You did a very good analyze of the problem.
When I optimized the memory usage for "cover_children", I noticed that SymLoadModuleEx takes a lot of time and not really setting the breakpoints.

As you are able to compile the code, I will try to investigate this weekend if there is a quick fix using a cache and if yes I will sent to you as a patch file.

Jun 11, 2016 at 12:36 PM

Thank you very much to pay attention to this problem.

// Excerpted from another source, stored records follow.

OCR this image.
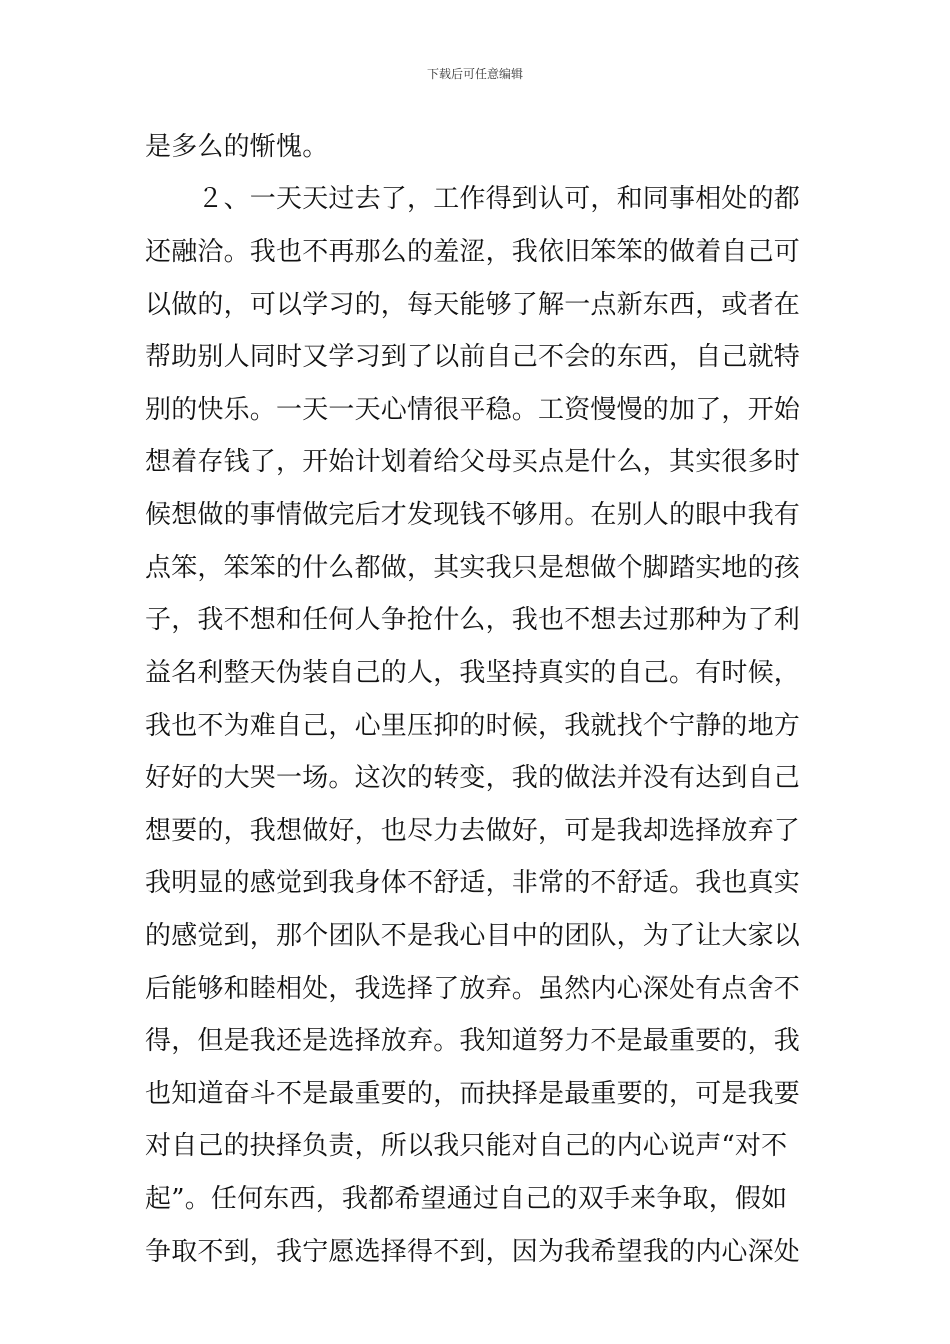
下载后可任意编辑
是多么的惭愧。
　　２、一天天过去了，工作得到认可，和同事相处的都
还融洽。我也不再那么的羞涩，我依旧笨笨的做着自己可
以做的，可以学习的，每天能够了解一点新东西，或者在
帮助别人同时又学习到了以前自己不会的东西，自己就特
别的快乐。一天一天心情很平稳。工资慢慢的加了，开始
想着存钱了，开始计划着给父母买点是什么，其实很多时
候想做的事情做完后才发现钱不够用。在别人的眼中我有
点笨，笨笨的什么都做，其实我只是想做个脚踏实地的孩
子，我不想和任何人争抢什么，我也不想去过那种为了利
益名利整天伪装自己的人，我坚持真实的自己。有时候，
我也不为难自己，心里压抑的时候，我就找个宁静的地方
好好的大哭一场。这次的转变，我的做法并没有达到自己
想要的，我想做好，也尽力去做好，可是我却选择放弃了
我明显的感觉到我身体不舒适，非常的不舒适。我也真实
的感觉到，那个团队不是我心目中的团队，为了让大家以
后能够和睦相处，我选择了放弃。虽然内心深处有点舍不
得，但是我还是选择放弃。我知道努力不是最重要的，我
也知道奋斗不是最重要的，而抉择是最重要的，可是我要
对自己的抉择负责，所以我只能对自己的内心说声“对不
起”。任何东西，我都希望通过自己的双手来争取，假如
争取不到，我宁愿选择得不到，因为我希望我的内心深处
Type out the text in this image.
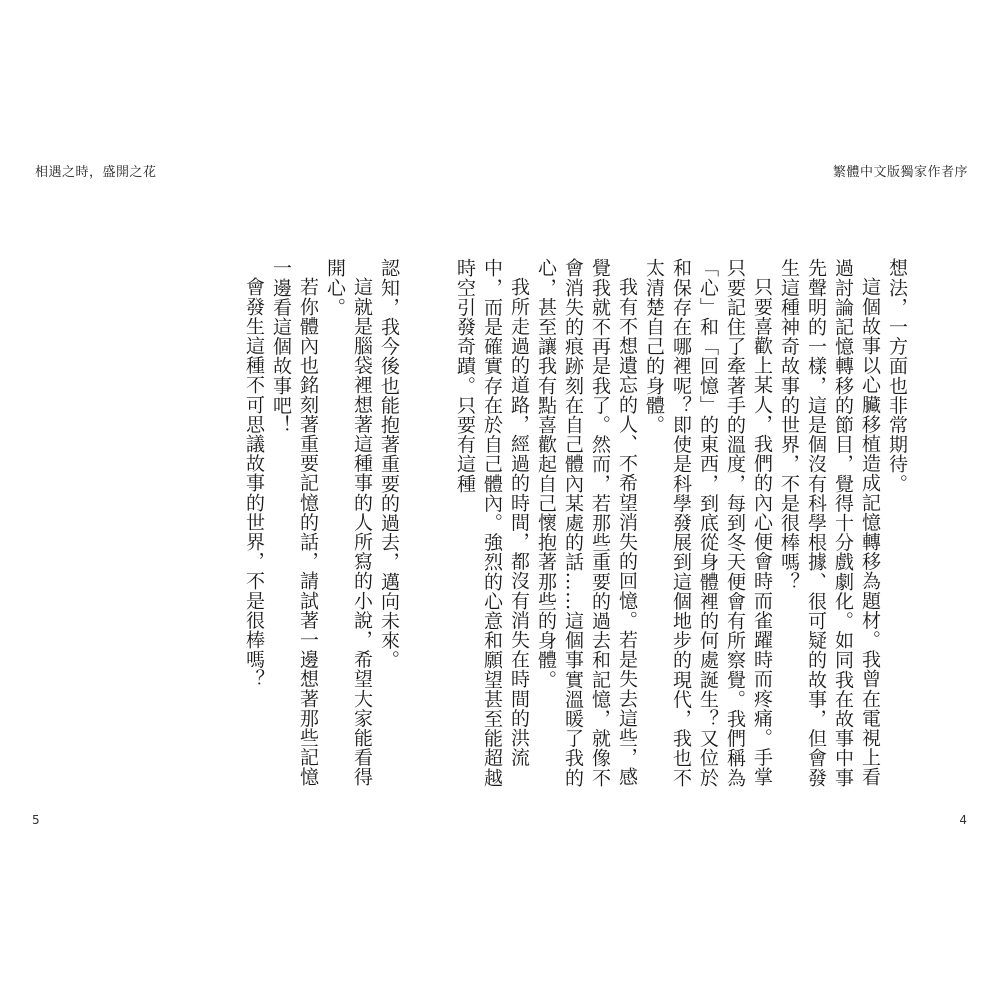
相遇之時，盛開之花

認知，我今後也能抱著重要的過去，邁向未來。

這就是腦袋裡想著這種事的人所寫的小說，希望大家能看得開心。

若你體內也銘刻著重要記憶的話，請試著一邊想著那些記憶一邊看這個故事吧！

會發生這種不可思議故事的世界，不是很棒嗎？

5
繁體中文版獨家作者序

想法，一方面也非常期待。

這個故事以心臟移植造成記憶轉移為題材。我曾在電視上看過討論記憶轉移的節目，覺得十分戲劇化。如同我在故事中事先聲明的一樣，這是個沒有科學根據、很可疑的故事，但會發生這種神奇故事的世界，不是很棒嗎？

只要喜歡上某人，我們的內心便會時而雀躍時而疼痛。手掌只要記住了牽著手的溫度，每到冬天便會有所察覺。我們稱為「心」和「回憶」的東西，到底從身體裡的何處誕生？又位於和保存在哪裡呢？即使是科學發展到這個地步的現代，我也不太清楚自己的身體。

我有不想遺忘的人、不希望消失的回憶。若是失去這些，感覺我就不再是我了。然而，若那些重要的過去和記憶，就像不會消失的痕跡刻在自己體內某處的話……這個事實溫暖了我的心，甚至讓我有點喜歡起自己懷抱著那些的身體。

我所走過的道路，經過的時間，都沒有消失在時間的洪流中，而是確實存在於自己體內。強烈的心意和願望甚至能超越時空引發奇蹟。只要有這種

4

Actually I have tried changing some code in my local computer to optimize the child process. So far it works well. My rough thoughts are:
  1. If the same dll gets loaded in child process, we will get address to add break point from cache instead of reading from pdb. Through debugging I find the only difference between the address to add break point to in child and parent process is the process handle.
  2. If some break point in parent process has been hit, we will remove the address in the cache in function OnBreakPoint(...), so that next when child process starts, the already hit code would not be set break point again.
  3. If some break point in child process has been hit, we will also remove the address in the cache because there may be future child process. As long as the code is hit, wherever process it is in, no breakpoint should be set for future child process.(My strange program will new several child process which might execute same code...)
I cannot understand all of the code of OpenCppCoverage, so I just modify the code based on my own understandings. Also I see some restrictions you set in the code. For example, I find I cannot use a map with both key and value set to class Address. Address can be the key, but not the value. I want to use a map of <Address, Address> to map child process break point address to parent for my own implementation to address thought#3 :) To workaround this, I am now using a map of <Address, pair<Handle, value> >.

I am glad to receive your patch file if possible. I would compare yours with my own ugly implementation to better understand your program.

Jun 11, 2016 at 2:38 PM

You can find the code in the branch SymLoadModuleCacheTest.
This is hack code for testing the solution and so your code is probably cleaner :). A correct implementation would require much more work.
Note that, I only cache the reading from the pdb file.

I did not notice a huge performance improvement even when launching 100 children processes.

I have the feeling that the bottleneck with "cover_children" is the console output.
I tried without filter (no “--sources” or “–modules”) and the code is 4 times faster when I add “--quiet” option.

Do you have some measures about the performance improvement for your code?
Can you compare when using “--quiet”?

Hope that help,

Jun 12, 2016 at 6:50 AM

Thanks for the reply. I am a git newbie and I think I need more time to understand how to sync code from a branch...

Your finding about console output is valuable. I tried it today, although the result shows it is not too much related with the performance problem on my side. It still reminds me that performance measure should be more cautious, should not only depend on suspect. We need more accurate data to identify where is the real bottle neck.

I simply measure the performance by my iPhone through stop watch:) It seems on my side, there is no much difference when use or not use "--quiet". Use the released 0.9.51, It takes about 5 minutes to finish start the parent process for my program and also about 5 minutes to finish start the child process. When quiet mode is enabled, the parent process takes about 4 minutes and 50 seconds, the child process also takes about 4 minutes and 50 seconds.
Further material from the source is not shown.